ソー・ソウエン《N: 20.04.26-04.05.26》(2026)シングルチャンネル・ビデオ、ガラス瓶、キーウの空気、日記、カーテン 18分56秒

 ウクライナ南東部出身のNは、同地がロシアの占領下となったことで故郷を離れ、キーウへと移住した経緯を持つ。まだ言葉にできない体験が多々あることも受け止めながら、対話とテキストによって編み上げた本作は、ソウエンとNによる複数回の往復書簡のようなプロセスのなかでかたちづくられた。作品の最後に添えられたソウエンからNへの言葉には、Nの職場が空撃にあった事実や、戦争という事態を前にした作家自身の迷いや葛藤、模索が率直につづられている。

ソウエンがキーウ滞在中に書き留めていた日記

 会場には、ソウエンがキーウ滞在中に書き留めていた日記も展示されている。閲覧可能なノートには、「とうとう来てしまった。何度も覚悟を決めてきたはずなのに」といった渡航当時の率直な思考や感情が記録されている。過酷な事態に直面しながらも、自身にできる表現に向き合おうと葛藤するソウエンの姿勢をうかがい知ることができる。

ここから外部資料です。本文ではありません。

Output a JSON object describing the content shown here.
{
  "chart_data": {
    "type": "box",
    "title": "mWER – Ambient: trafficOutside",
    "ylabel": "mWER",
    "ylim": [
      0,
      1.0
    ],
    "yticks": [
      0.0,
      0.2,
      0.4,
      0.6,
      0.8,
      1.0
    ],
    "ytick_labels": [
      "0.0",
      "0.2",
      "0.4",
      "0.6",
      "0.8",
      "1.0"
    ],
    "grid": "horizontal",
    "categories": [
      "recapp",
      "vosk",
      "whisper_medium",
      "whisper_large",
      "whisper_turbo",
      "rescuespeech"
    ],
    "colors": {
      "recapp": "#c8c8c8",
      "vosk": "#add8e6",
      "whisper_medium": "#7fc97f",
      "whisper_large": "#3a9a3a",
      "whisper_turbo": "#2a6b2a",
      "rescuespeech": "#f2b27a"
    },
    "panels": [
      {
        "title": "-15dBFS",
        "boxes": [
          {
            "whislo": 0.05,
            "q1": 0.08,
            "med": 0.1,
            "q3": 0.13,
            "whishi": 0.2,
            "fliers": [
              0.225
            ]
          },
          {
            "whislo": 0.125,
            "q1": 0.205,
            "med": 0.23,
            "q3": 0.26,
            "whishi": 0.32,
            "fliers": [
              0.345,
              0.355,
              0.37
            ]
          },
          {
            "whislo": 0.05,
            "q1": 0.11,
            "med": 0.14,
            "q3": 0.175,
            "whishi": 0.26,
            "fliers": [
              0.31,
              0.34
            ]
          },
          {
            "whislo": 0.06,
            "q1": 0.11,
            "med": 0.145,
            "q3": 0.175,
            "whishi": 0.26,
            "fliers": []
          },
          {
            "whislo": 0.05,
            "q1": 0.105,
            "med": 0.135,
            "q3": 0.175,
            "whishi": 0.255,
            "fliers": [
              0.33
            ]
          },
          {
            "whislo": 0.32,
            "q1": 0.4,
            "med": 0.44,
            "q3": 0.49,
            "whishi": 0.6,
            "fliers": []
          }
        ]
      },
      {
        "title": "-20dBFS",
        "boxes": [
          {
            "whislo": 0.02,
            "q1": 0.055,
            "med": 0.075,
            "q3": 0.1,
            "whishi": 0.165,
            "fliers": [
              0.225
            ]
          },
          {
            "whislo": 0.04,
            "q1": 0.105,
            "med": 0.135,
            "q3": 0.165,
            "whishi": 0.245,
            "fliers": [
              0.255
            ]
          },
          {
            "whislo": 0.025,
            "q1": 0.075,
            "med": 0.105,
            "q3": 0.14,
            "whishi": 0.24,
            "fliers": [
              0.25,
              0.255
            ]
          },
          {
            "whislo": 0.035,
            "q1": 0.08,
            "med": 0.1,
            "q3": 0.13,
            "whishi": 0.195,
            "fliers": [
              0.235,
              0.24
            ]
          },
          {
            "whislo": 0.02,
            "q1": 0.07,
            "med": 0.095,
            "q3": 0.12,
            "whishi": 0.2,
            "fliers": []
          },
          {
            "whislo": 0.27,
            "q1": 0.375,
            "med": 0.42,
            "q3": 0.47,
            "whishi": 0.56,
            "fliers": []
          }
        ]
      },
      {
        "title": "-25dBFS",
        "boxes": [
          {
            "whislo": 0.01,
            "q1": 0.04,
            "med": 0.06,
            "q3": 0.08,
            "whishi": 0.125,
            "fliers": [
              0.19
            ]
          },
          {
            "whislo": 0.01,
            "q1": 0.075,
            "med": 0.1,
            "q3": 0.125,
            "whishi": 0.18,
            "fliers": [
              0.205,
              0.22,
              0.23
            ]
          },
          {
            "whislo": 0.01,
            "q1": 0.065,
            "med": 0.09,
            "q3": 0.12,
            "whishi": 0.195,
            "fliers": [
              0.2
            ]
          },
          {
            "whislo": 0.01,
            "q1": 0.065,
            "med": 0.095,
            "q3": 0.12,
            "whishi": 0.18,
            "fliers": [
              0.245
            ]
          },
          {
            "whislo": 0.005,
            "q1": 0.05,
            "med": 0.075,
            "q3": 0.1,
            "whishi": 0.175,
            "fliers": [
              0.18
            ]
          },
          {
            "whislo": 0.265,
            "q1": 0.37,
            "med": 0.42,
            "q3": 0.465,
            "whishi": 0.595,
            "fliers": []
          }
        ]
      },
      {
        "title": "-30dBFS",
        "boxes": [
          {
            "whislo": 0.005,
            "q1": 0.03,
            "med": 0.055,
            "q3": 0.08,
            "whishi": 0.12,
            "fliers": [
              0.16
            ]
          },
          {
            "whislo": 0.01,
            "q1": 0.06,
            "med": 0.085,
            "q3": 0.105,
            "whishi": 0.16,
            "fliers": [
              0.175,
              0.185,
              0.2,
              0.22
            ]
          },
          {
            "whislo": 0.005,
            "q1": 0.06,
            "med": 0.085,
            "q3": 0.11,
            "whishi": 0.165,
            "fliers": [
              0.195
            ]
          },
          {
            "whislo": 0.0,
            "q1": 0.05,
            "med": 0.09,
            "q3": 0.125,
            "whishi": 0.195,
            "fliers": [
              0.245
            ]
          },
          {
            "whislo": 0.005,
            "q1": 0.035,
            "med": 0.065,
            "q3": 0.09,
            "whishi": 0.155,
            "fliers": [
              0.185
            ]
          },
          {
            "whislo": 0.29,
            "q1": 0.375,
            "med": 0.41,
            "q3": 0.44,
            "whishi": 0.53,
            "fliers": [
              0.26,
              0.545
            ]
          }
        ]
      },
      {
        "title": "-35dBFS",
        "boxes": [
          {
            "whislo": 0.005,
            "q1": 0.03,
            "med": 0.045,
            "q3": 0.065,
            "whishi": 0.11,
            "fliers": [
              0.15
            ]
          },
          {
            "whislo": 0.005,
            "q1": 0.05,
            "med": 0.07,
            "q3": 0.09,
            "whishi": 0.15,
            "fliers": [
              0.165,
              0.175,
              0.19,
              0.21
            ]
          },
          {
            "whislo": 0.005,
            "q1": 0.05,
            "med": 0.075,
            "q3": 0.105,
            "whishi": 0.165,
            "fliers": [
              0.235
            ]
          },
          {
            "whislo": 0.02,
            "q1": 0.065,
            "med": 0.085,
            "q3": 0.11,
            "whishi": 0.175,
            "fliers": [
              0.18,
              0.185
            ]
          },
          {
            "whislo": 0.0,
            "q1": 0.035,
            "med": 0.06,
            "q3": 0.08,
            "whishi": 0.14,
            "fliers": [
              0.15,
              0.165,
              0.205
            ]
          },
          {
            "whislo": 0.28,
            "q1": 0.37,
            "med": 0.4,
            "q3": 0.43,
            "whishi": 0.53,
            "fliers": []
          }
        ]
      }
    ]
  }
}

ソー・ソウエン《Let Us Say: It’s Not Forgotten 2026》(2026)シングルチャンネル・ビデオ 3分34秒

 あわせて展示されている《Let Us Say: It’s Not Forgotten 2026》(2026)は、1日に1回、14時59分から約3分半のみ上映される映像作品だ。本作はクリコフスカとのコラボレーションにより制作された。キーウの森のなかに置かれたクリコフスカの身体を象った彫刻との間に、生命の象徴である「卵」を挟み、戦禍の犠牲となった命を悼むパフォーマンスを展開する。ロシアによる全面侵攻後、SNSを通じてクリコフスカの活動を知ったソウエンは、クリコフスカと連絡を取り合いながら対話を重ねてきた。上映開始時刻の15時(日本標準時)は、ウクライナにおける午前9時にあたり、現地で毎日実施されている1分間の黙祷の時刻に重ねられている。

 戦禍の地に身を置き、目の前の「個」の生に向き合ったソウエンの創作の軌跡は、離れた土地で起きている戦争を他人事のニュースとしてではなく、鑑賞者自身と地続きの出来事として引き寄せる。誰もが等しく行う「呼吸」という行為を通じて、空気を循環させ、静かに、しかし確かに、「世界の分断への抵抗」を示すことを試みている。

*1──キーウにある渓谷「バビ・ヤール」は、第二次世界大戦中、ナチス・ドイツによる大量虐殺の現場となった地。